The Washington Redskins were told by NFL officials yesterday that the league is likely to fine wide receiver Michael Westbrook for his comments about the officiating in Sunday's loss to the Detroit Lions, sources close to the situation said.

The fine apparently could be levied today, and Redskins officials expect it to be around $10,000. Greg Aiello, the NFL's vice president of public relations, said yesterday: "Disciplinary action is under consideration."

Meantime, Coach Norv Turner said he intends to get tailback Stephen Davis more involved in the offense in Sunday's crucial game against the Arizona Cardinals at FedEx Field. Davis and some offensive linemen expressed surprise and disappointment after Davis, the NFC's leading rusher, got only three second-half carries during a 33-17 loss at the Silverdome.

Westbrook criticized the officiating following Sunday's game, and increased his criticism on Monday when he said it was as if the Redskins were facing 12 men. He questioned the propriety of line judge Byron Boston working a game involving the Redskins since Boston's son, David, is a rookie wide receiver for the Cardinals.
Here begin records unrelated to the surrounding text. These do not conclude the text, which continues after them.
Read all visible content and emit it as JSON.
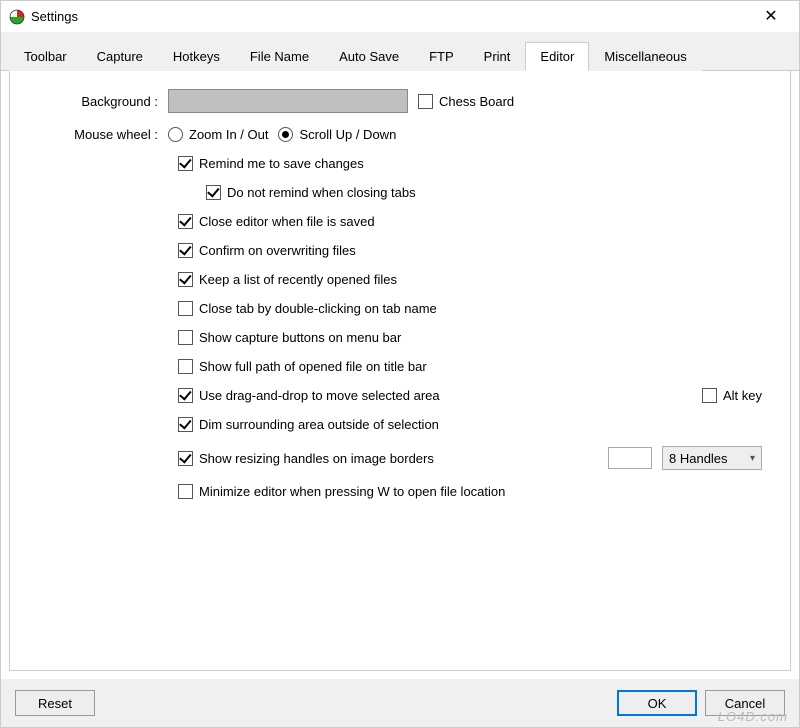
{
  "window": {
    "title": "Settings",
    "close_glyph": "✕"
  },
  "tabs": [
    {
      "label": "Toolbar"
    },
    {
      "label": "Capture"
    },
    {
      "label": "Hotkeys"
    },
    {
      "label": "File Name"
    },
    {
      "label": "Auto Save"
    },
    {
      "label": "FTP"
    },
    {
      "label": "Print"
    },
    {
      "label": "Editor"
    },
    {
      "label": "Miscellaneous"
    }
  ],
  "active_tab": "Editor",
  "editor": {
    "background_label": "Background :",
    "chess_board_label": "Chess Board",
    "chess_board_checked": false,
    "mouse_wheel_label": "Mouse wheel :",
    "mouse_wheel_zoom_label": "Zoom In / Out",
    "mouse_wheel_scroll_label": "Scroll Up / Down",
    "mouse_wheel_value": "scroll",
    "remind_save_label": "Remind me to save changes",
    "remind_save_checked": true,
    "no_remind_tabs_label": "Do not remind when closing tabs",
    "no_remind_tabs_checked": true,
    "close_on_save_label": "Close editor when file is saved",
    "close_on_save_checked": true,
    "confirm_overwrite_label": "Confirm on overwriting files",
    "confirm_overwrite_checked": true,
    "keep_recent_label": "Keep a list of recently opened files",
    "keep_recent_checked": true,
    "close_tab_dblclick_label": "Close tab by double-clicking on tab name",
    "close_tab_dblclick_checked": false,
    "show_capture_buttons_label": "Show capture buttons on menu bar",
    "show_capture_buttons_checked": false,
    "show_full_path_label": "Show full path of opened file on title bar",
    "show_full_path_checked": false,
    "use_drag_drop_label": "Use drag-and-drop to move selected area",
    "use_drag_drop_checked": true,
    "alt_key_label": "Alt key",
    "alt_key_checked": false,
    "dim_surrounding_label": "Dim surrounding area outside of selection",
    "dim_surrounding_checked": true,
    "show_resizing_handles_label": "Show resizing handles on image borders",
    "show_resizing_handles_checked": true,
    "handles_input_value": "",
    "handles_combo_value": "8 Handles",
    "minimize_editor_label": "Minimize editor when pressing W to open file location",
    "minimize_editor_checked": false
  },
  "buttons": {
    "reset": "Reset",
    "ok": "OK",
    "cancel": "Cancel"
  },
  "watermark": "LO4D.com"
}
The Cardinals (6-6) will try to tie the Redskins (7-5) for first place in the NFC East on Sunday.

Turner said yesterday that Westbrook did not speak on behalf of the organization.

"We in no way would question the integrity of any NFL official, especially Byron Boston," Turner said. "Any thoughts or concerns we would have would be handled privately through the league."

According to sources close to the situation, NFL officials contacted the Redskins yesterday and asked whether the team intended to fine Westbrook. They said the league would not fine Westbrook if the Redskins planned to do so. The Redskins indicated they did not intend to fine Westbrook, and were told to expect the wide receiver to be fined by the NFL.

Westbrook was not available to comment yesterday, a day off for players. The NFL declined to make Byron Boston available to comment.

Three NFL coaches--the Tampa Bay Buccaneers' Tony Dungy, the Baltimore Ravens' Brian Billick and the Lions' Bobby Ross--and Indianapolis Colts President Bill Polian have been fined $10,000 apiece this season for comments about officiating.

The Redskins were flagged for 14 penalties on Sunday and lost two touchdowns on plays that involved calls reversed by instant-replay reviews. Referee Phil Luckett's crew had three calls reversed by replay during the Redskins-Lions game.

Westbrook lost a fourth-quarter touchdown catch on a replay ruling that he hadn't gotten both feet inbounds. The Redskins felt Westbrook was either inbounds or had been forced out by a Lions defender. Either way they believed the play should have been called a touchdown.

The Redskins also should have had a first-quarter touchdown on a catch of a deflected pass by fullback Larry Centers. Officials initially ruled the play an incomplete pass, saying the ball had touched the ground as Lions safety Mark Carrier attempted to make a diving interception.

Centers caught the ball on the rebound and ran into the end zone. After a challenge by Turner and a replay review, the play was ruled a completed pass, but the Redskins were only given a first down at the Detroit 30-yard line and had to settle for a field goal.

The Redskins also were upset about a pair of third-quarter calls--a false start against center Cory Raymer and a hands-to-the-face penalty against rookie right tackle Jon Jansen that wiped out a 16-yard completion to wide receiver Irving Fryar on a third-and-four play. The Redskins believe the game films showed Jansen had his hand on the shoulder pad of Lions defensive end Robert Porcher, then had his hand pushed up into Porcher's face mask by Porcher.

The Redskins sent several plays from the game to the league office for review.

Byron Boston is in his fifth season as an NFL official and has worked two NFC championship games. The NFL's competition committee reviewed the situation before the season and decided that Boston would not be allowed to work regular season games involving the Cardinals but would not be prohibited from working other games.

As for Davis, Turner said he hopes to improve on the 12 carries the tailback got Sunday.

"We want to have Stephen involved every week," Turner said. "Games develop differently every time. If you look at what we've done here, I think we've made it pretty clear we want to have our tailback involved in the running game."

Davis has totaled only 112 yards on 36 carries in the Redskins' last two games after gaining 183 yards in 33 carries against the New York Giants.

He benefited early in the season when the Redskins' offense was clicking. Quarterback Brad Johnson could choose from among several down-field receiving threats--Westbrook, wide receiver Albert Connell and tight end Stephen Alexander--and defenses were stretched, leaving holes for Davis to run through.

Now, Westbrook is playing with a cast over the broken bone in his right wrist and has scored one touchdown the last two games. Connell's production has slipped lately, and Alexander missed Sunday's loss because of a strained hip flexor. The team's offensive line hasn't protected Johnson as well as it did earlier in the season, and he has been throwing shorter passes. Centers has 21 catches in the club's last three games. Defenses can concentrate more on Davis. The Redskins also are committing more penalties and turnovers, leaving them in more passing situations.